От прямых солнечных лучей я сморщился и глаза сразу закрыл. Но перед памятью взора остались не только ярко-красные световые пятна, но и замеченный на краткий миг антураж места, где нахожусь. Антураж, осознание которого помогло сформировать образ окружающей меня сейчас реальности. И это явно не Место Силы, в котором проведен ритуал воскрешения.
Я сейчас в каюте яхты. Вот отчего присутствуют ощущение парения. Сейчас раннее утро, самый рассвет – сильного волнения нет, но все равно чувствуется, что мы не на твердой земле, яхта едва-едва покачивается.
Лежу я на спине, на широкой кровати. Даже на широком ложе – занимающим почти всю носовую каюту. Причем судя по размеру каюты, по угадываемым обводам корпуса, яхта размеров весьма приличных – минимум сорокафутовый круизер.
Но самое главное ощущение – я лежу в обнимку с двумя девушками. Нагими девушками. Да и сам я в наряде Адама, а накрывающая нас простынь сбита в сторону, к ногам.
В картинке памяти на миг открытых глаз я видел, что слева у меня на плече темные волосы, справа волосы светлые. Две головы на моих плечах, руки девушек переплелись, обе равномерно сонно посапывают.
Сейчас правда, судя по изменившемуся дыханию и ощущаемому мною короткому шевелению, яркое поднимающееся солнце, видимо только-только заглянувшее в иллюминатор, разбудило и девушек.
Кто-то вечером жалюзи забыл закрыть? Или это сделано специально, потому что привычка вставать с первыми солнечными лучами – это хорошая привычка?
На несколько секунд я даже задумался над этим вопросом. Просто потому, что думать над таким простым вопросом легче, чем над сонмом вопросов остальных, на которые у меня ответа нет.
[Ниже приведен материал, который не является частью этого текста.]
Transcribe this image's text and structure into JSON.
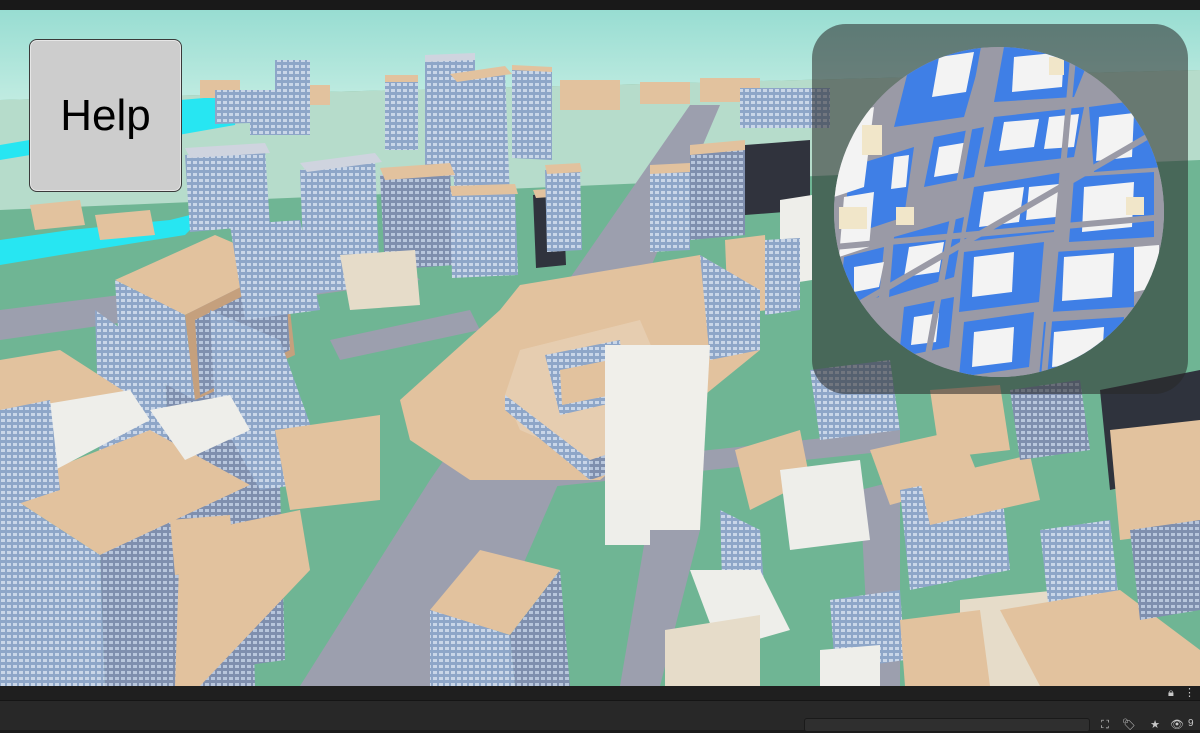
{
  "help_button": {
    "label": "Help"
  },
  "toolbar": {
    "search_placeholder": "",
    "hidden_count": "9",
    "icons": [
      "lock-icon",
      "kebab-menu-icon",
      "search-icon",
      "scene-filter-icon",
      "tag-icon",
      "favorite-star-icon",
      "visibility-eye-icon"
    ]
  },
  "colors": {
    "sky": "#bfe9dc",
    "ground": "#6fb594",
    "water": "#27e6f2",
    "road": "#9c9fae",
    "building_roof": "#e2c29e",
    "building_facade": "#8da3c4",
    "minimap_building": "#f3f3f3",
    "minimap_block": "#3f7fe6",
    "minimap_road": "#9a9aa6"
  }
}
Кали, Валера, темный мир отражения, клубящаяся пелена смерти… Николетта. Чем все закончилось? И самый главный сейчас вопрос: что, собственно, вообще здесь и сейчас со мной происходит?
Где я?
Девушка, которая лежала слева (которая с темными волосами, как подсказала картинка памяти), и которая меня обнимала (и которую я обнимал) вдруг пошевелилась.
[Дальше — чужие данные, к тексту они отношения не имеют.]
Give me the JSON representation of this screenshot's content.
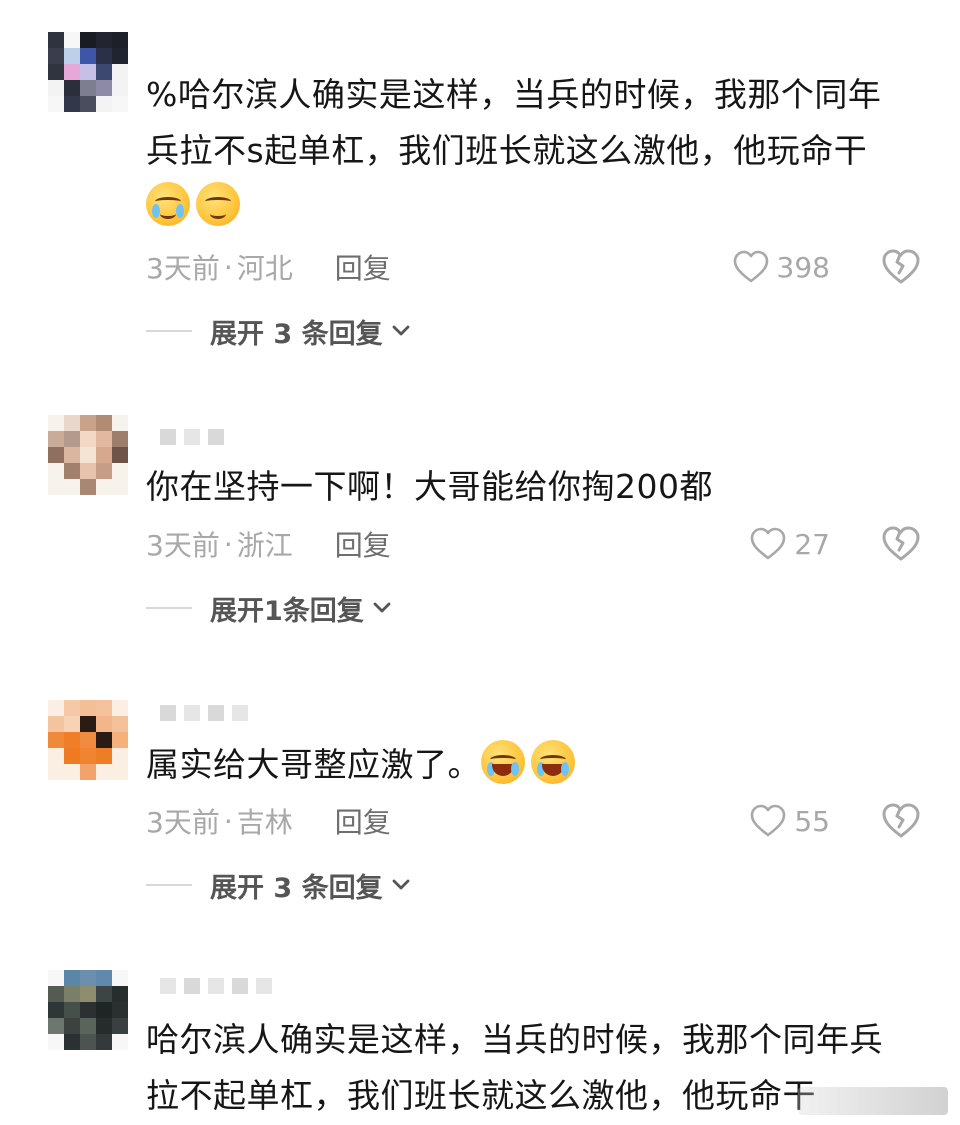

– Свети-и-ик, – протянула она.
– Мм? – сонно ответила вторая, та которая справа и та которая со светлыми волосами. Потянувшись, она отлипла от меня и перекатилась на другой бок, завозившись в поисках простыни.
– Светик, сегодня твоя очередь завтрак готовить, – а вот эта девушка, когда проснулась, наоборот прижалась ко мне крепче.
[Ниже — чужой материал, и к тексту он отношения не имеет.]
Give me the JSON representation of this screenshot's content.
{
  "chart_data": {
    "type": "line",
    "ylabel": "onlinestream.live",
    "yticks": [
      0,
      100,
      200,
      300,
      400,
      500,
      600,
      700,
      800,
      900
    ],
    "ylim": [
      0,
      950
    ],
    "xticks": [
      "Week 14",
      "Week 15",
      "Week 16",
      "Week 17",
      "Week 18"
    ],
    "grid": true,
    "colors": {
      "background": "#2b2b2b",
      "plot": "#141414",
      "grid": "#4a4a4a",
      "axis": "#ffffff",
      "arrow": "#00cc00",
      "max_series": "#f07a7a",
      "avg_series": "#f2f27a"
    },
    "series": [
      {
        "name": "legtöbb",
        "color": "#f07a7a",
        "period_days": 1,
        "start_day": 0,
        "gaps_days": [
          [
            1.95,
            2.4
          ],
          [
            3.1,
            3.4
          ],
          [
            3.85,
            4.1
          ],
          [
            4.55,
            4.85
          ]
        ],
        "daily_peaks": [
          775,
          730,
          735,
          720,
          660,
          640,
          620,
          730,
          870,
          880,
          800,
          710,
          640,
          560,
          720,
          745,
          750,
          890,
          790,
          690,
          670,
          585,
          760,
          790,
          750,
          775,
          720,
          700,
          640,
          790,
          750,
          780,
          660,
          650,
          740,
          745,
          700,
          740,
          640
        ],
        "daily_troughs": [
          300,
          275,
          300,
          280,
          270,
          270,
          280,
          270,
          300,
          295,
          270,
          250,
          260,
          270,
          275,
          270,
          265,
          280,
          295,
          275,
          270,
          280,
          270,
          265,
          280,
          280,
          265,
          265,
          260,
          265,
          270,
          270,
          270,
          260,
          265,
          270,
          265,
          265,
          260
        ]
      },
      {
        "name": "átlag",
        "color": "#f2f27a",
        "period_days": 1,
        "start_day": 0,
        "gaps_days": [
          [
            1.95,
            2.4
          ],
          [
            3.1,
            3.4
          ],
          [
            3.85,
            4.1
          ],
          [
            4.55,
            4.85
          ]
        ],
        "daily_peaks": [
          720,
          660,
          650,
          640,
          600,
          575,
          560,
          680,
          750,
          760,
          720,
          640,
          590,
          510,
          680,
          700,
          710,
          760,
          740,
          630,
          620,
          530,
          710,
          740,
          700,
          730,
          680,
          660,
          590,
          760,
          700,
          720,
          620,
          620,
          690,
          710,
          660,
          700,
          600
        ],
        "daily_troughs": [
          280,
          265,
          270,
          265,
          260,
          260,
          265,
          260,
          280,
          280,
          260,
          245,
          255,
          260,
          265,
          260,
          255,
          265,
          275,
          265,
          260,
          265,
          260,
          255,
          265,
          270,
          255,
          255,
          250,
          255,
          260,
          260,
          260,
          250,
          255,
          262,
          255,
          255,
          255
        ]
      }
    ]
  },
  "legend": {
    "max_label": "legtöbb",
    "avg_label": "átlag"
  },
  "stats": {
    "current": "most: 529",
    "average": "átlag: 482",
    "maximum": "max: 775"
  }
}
– Мм, – снова не очень определенно и сонно ответила Света.
– Свети-и-ик. Ну вставай… Утро, завтрак, взять-взять! – я почувствовал, как та девушка, которая слева, перегнувшись через меня пихнула Светика в плечо.
Света. Светленькая.
Я ее помню. Юный и на вид наивный ангел, но с жесткой деловой хваткой – именно такой я ее запомнил за все то время, пока мы вместе работали.